Sunday, May 27, 2012

diamondite implosion

im often curious what tune will be the last we make together.  as time slips beneath our feet like loose gravel on a steep slope.  beneath my crust i am no where near ready to slow down, but this hardened shell has grown heavier and heavier over time.  Burdened with true relations and wants needs to survive and needs of thought.  Maybe it was all fake, im mostly artificial.  For i cannot say where i came up with my self, i was made out of people.  Doesnt that make me synthetic? does that make me artificial?  Too timid to indulge, over fear i may become emotionally overwhelmed.  Sick of testing my depressed hypothesis.  I am unworthy of anything yet expect it all.  I am nothing special yet completely alone.  without words, without emotion, confused with our words, beaten with our emotions.

Monday, May 21, 2012

anti write inn

left out more often... now more than before.  i guess im a freak, or perceived that way through the reflection of light in the mirror.  i am out of the ordinary and my flavor is out of style.  leaving friends hurts.  now i wonder if its worth it to keep gaining more when they will be lost as fast as the others.  what is the point if the reset button will be hit regardless.  it is like me to overreact.

Friday, May 11, 2012

after it's name.

why end! why is there an end in the form of the major wave?
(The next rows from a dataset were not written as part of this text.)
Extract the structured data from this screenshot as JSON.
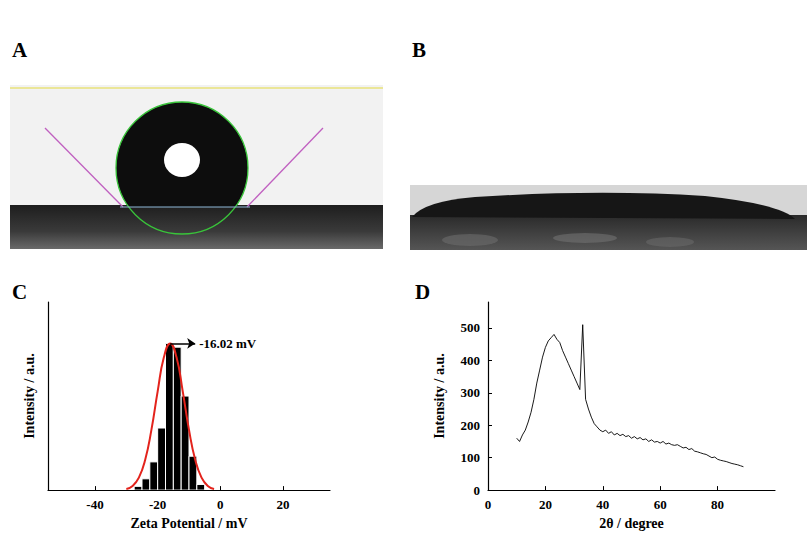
{
  "panel_labels": [
    "A",
    "B",
    "C",
    "D"
  ],
  "chart_data": [
    {
      "type": "histogram",
      "xlabel": "Zeta Potential / mV",
      "ylabel": "Intensity / a.u.",
      "bins": [
        -27.5,
        -25,
        -22.5,
        -20,
        -17.5,
        -15,
        -12.5,
        -10,
        -7.5,
        -5
      ],
      "values": [
        2,
        6,
        15,
        33,
        78,
        76,
        50,
        18,
        3
      ],
      "color": "#000000",
      "fit": {
        "type": "line",
        "color": "#e3231c",
        "x": [
          -30,
          -28,
          -26,
          -24,
          -22,
          -20,
          -18,
          -16,
          -14,
          -12,
          -10,
          -8,
          -6,
          -4,
          -2
        ],
        "values": [
          0.6,
          2.2,
          6.6,
          16,
          32,
          52.5,
          70.7,
          78,
          70.7,
          52.5,
          32,
          16,
          6.6,
          2.2,
          0.6
        ]
      },
      "annotation": {
        "text": "-16.02 mV",
        "x": -16.02,
        "y": 78
      },
      "xlim": [
        -55,
        35
      ],
      "xticks": [
        -40,
        -20,
        0,
        20
      ],
      "ylim": [
        0,
        100
      ],
      "tick_labels": "x",
      "grid": false
    },
    {
      "type": "line",
      "xlabel": "2θ / degree",
      "ylabel": "Intensity / a.u.",
      "color": "#000000",
      "x": [
        10,
        11,
        12,
        13,
        14,
        15,
        16,
        17,
        18,
        19,
        20,
        21,
        22,
        23,
        24,
        25,
        26,
        27,
        28,
        29,
        30,
        31,
        32,
        33,
        34,
        35,
        36,
        37,
        38,
        39,
        40,
        41,
        42,
        43,
        44,
        45,
        46,
        47,
        48,
        49,
        50,
        51,
        52,
        53,
        54,
        55,
        56,
        57,
        58,
        59,
        60,
        61,
        62,
        63,
        64,
        65,
        66,
        67,
        68,
        69,
        70,
        71,
        72,
        73,
        74,
        75,
        76,
        77,
        78,
        79,
        80,
        81,
        82,
        83,
        84,
        85,
        86,
        87,
        88,
        89
      ],
      "values": [
        160,
        150,
        170,
        185,
        210,
        240,
        280,
        330,
        370,
        410,
        440,
        460,
        470,
        480,
        465,
        455,
        430,
        410,
        390,
        370,
        350,
        330,
        310,
        510,
        280,
        250,
        225,
        205,
        195,
        185,
        180,
        185,
        175,
        180,
        170,
        175,
        168,
        172,
        165,
        168,
        160,
        165,
        158,
        162,
        155,
        158,
        150,
        155,
        148,
        150,
        145,
        150,
        142,
        145,
        140,
        138,
        140,
        135,
        130,
        132,
        125,
        128,
        120,
        118,
        115,
        112,
        110,
        105,
        100,
        102,
        95,
        92,
        90,
        88,
        85,
        82,
        80,
        78,
        75,
        72
      ],
      "xlim": [
        0,
        100
      ],
      "xticks": [
        0,
        20,
        40,
        60,
        80
      ],
      "ylim": [
        0,
        580
      ],
      "yticks": [
        0,
        100,
        200,
        300,
        400,
        500
      ],
      "grid": false
    }
  ]
}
An end to the most at once, to call forth those who are righteous,  maybe it simply is the nature of the continuum we are a part of. For the ideals of nature are much aligned with those in touching the aspect of the apocalypse.  Out of extreme chaos and anarchy of species, comes the deciding factor (of time) that some creatures are deemed unacceptable, at times.  There would be know people if there weren't triceratops buried beneath us. Armageddon is an ever more happening occurrence, along side an expenditure of particular exponential life.  Armageddon is the growth of knowledge within its spectrum, an infertile seed within the maze of evermore glorified life.

A mirror on the ground, up on th ee ar th.